El nacimiento no es un acto, es un proceso. –Erich Fromm.
Las cosas han ido bien desde mi llegada, tuve la suerte de poder entrar al mundo en una década en que la niñez estaba todavía libre de la paranoia que azota a los padres de mi edad y que nos hace unos halcones cuidando siempre a nuestros hijos de peligros inimaginables en aquella época de corbatas anchas y de colores desinhibidos, de ropa hecha de terlenka inarrugable y de televisores b/n con perillas que respondían a un golpecito cuando la imagen no era la óptima. Sí, las únicas preocupaciones eran las infames tareas escolares, tediosas, idiotizantes y mecanicistas que pretendían hacer del párvulo un amanuense virtuoso, cuyas habilidades estarían listas para ser desechadas -¿quién lo diría?- muy pocas décadas después gracias a los ordenadores.
Nadie te dice que éste es un mundo de agandalle, supongo que eso se debe a que, siendo cada uno el triunfador de entre cientos de millones de espermatozoides, se esperaría que fuera una actitud inherente a cada uno de nosotros. Pero esto no siempre es así, y lo que en ciertos contextos culturales resulta natural, en otros, nada más no termina de encajar. Queda claro de qué lado se encuentra México si observamos el claro ejemplo de las conductas necesarias al partir la piñata. ¿Será que este es uno de los pocos países en donde esa conducta del agandalle o aperre sea no sólo prohijada, sino hasta exaltada? Ésta puede ser parte de la respuesta a lo que nos falta como Nación en términos de solidaridad y de colectivización.
Aprendí rápido y, afortunada o desgraciadamente –dependiendo de quién lo diga-, no fue algo difícil para mí. La supervivencia me venía bien en un mundo que, girando cada vez más rápido, tenía más peligros ya que “los robachicos” o “el señor del costal” de la época de mis padres. Y a este mundo, lleno de colores, de olores, de gente tan diferente una de la otra, de mil y un formas de pensar y de entender, llegué con una visión desenfocada como ya dije, un corazón lleno de esperanza en lo terreno y de fe en lo divino, un alma que ha servido como insustituible timón de mando en situaciones extremas y un cuerpo listo para experimentar la vida.

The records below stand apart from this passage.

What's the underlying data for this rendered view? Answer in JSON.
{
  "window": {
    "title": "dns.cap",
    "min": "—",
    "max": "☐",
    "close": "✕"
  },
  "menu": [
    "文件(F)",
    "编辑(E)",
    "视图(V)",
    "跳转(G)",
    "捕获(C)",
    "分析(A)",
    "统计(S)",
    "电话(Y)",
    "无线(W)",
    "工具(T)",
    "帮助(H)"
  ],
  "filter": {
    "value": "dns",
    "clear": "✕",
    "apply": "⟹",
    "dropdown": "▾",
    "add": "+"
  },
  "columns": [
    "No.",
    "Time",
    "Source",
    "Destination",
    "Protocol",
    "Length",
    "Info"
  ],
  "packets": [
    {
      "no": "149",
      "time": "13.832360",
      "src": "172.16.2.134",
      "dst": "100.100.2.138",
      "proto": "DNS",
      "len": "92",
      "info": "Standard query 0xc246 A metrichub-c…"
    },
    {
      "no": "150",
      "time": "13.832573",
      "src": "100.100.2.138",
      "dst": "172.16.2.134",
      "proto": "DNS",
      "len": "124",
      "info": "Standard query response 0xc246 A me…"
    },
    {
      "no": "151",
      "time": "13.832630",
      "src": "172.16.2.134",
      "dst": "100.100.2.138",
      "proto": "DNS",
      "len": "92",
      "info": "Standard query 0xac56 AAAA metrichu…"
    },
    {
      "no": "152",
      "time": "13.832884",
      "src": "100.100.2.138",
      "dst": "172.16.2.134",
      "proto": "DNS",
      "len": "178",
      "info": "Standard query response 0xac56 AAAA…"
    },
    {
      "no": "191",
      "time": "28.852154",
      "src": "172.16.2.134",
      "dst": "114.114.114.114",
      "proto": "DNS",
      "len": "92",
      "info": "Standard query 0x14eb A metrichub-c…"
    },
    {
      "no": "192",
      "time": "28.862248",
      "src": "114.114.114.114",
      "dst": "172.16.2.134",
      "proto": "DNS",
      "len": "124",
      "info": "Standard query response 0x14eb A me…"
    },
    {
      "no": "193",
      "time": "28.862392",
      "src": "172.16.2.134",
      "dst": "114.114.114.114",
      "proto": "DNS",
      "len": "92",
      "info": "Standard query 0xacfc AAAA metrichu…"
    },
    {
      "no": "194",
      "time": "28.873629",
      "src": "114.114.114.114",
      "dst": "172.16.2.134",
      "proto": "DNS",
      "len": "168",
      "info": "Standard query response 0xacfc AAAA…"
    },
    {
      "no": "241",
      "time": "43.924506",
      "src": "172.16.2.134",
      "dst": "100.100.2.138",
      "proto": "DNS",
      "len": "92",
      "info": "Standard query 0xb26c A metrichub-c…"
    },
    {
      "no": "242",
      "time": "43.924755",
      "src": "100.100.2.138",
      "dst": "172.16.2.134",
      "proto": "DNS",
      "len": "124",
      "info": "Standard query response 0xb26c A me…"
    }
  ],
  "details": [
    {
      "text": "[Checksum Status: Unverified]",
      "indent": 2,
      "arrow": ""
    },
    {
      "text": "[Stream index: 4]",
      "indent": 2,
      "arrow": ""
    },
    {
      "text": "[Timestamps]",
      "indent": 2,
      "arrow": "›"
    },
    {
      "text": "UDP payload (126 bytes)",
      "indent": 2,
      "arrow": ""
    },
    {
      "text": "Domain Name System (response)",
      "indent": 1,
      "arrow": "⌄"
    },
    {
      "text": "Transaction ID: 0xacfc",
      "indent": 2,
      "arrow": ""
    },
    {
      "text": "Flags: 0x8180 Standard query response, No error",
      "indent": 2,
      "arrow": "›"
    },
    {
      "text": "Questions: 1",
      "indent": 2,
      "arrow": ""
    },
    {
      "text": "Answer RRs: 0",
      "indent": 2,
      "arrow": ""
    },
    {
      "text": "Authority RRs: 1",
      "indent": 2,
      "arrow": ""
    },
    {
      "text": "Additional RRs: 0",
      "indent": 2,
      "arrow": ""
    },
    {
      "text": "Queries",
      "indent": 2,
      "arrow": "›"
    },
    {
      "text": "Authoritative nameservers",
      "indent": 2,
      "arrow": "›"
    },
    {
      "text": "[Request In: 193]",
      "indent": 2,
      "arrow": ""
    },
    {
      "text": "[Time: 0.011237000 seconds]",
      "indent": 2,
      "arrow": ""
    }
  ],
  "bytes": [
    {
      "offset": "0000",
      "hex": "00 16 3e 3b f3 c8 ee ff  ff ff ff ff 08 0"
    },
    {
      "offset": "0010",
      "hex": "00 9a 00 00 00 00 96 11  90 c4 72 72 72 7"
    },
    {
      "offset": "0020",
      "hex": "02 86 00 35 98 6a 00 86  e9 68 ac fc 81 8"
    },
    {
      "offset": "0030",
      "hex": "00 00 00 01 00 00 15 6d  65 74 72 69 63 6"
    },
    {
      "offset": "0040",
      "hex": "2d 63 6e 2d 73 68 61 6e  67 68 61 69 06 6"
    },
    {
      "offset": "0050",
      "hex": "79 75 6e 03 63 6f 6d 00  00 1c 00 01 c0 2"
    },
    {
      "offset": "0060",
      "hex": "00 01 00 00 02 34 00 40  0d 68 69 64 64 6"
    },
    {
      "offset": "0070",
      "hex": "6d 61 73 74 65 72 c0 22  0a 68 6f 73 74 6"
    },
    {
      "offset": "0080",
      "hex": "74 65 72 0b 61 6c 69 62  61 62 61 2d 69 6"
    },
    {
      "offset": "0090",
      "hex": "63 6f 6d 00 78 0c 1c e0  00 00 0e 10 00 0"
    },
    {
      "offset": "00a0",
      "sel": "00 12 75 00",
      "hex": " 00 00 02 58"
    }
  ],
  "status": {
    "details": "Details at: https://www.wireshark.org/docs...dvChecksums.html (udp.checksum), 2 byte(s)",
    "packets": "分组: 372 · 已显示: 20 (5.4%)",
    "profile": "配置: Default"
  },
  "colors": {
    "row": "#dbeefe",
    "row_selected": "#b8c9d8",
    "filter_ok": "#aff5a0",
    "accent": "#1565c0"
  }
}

Recuerdo que, vista desde otra perspectiva, la Tierra puede parecer un pequeño punto azul en el espacio (como dice un comercial de TV de cierta afamada tarjeta de crédito); es un punto ínfimo, minúsculo y casi imperceptible dentro de la descomunal inmensidad del Universo. Sin embargo, es un puntito en el que caben muchísimas cosas, algunas sublimes, otras simplemente abominables. Se me ocurre preguntar si es que este punto es el único destino posible o si es que existen algunos otros donde pudiéramos hacer escala. Creo que esta es una pregunta inconducente, al menos por el momento, dado que -hasta el momento- no sé de alguien que válidamente me la pueda responder.
Pero volviendo al equipo de llegada, la verdad es ésa. No hay nadie que pueda decirte con qué cosas llegaste armado al mundo y qué es lo que te hace falta o qué es lo que te sobra. Esas son cosas que sólo la experiencia, la búsqueda del autoconocimiento y la observación te pueden dar. ¿Cómo saber si eres capaz de sobreponerte a tal o cual situación? Sólo viviéndola y aplicando todo aquello de lo cual dispones para salir a flote. Ése es el riesgo y ésa, la recompensa. Morir en el intento, pero intentar sobrevivir.
Sí, es cierto, hay mucho más que sólo blanco y negro: están el rojo, el amarillo, el verde, el azul, etc., pero no el gris. La parte gris, la de la indeterminación y del dejarse llevar a la deriva nunca han sido mi definición de vida. Esquivar la mirada, beber sin saborear, hablar bajo, caminar a pasos cortos, respirar a medias, morir a medias. Vivir sin estar vivo y morir estando muerto, prefiero la nada.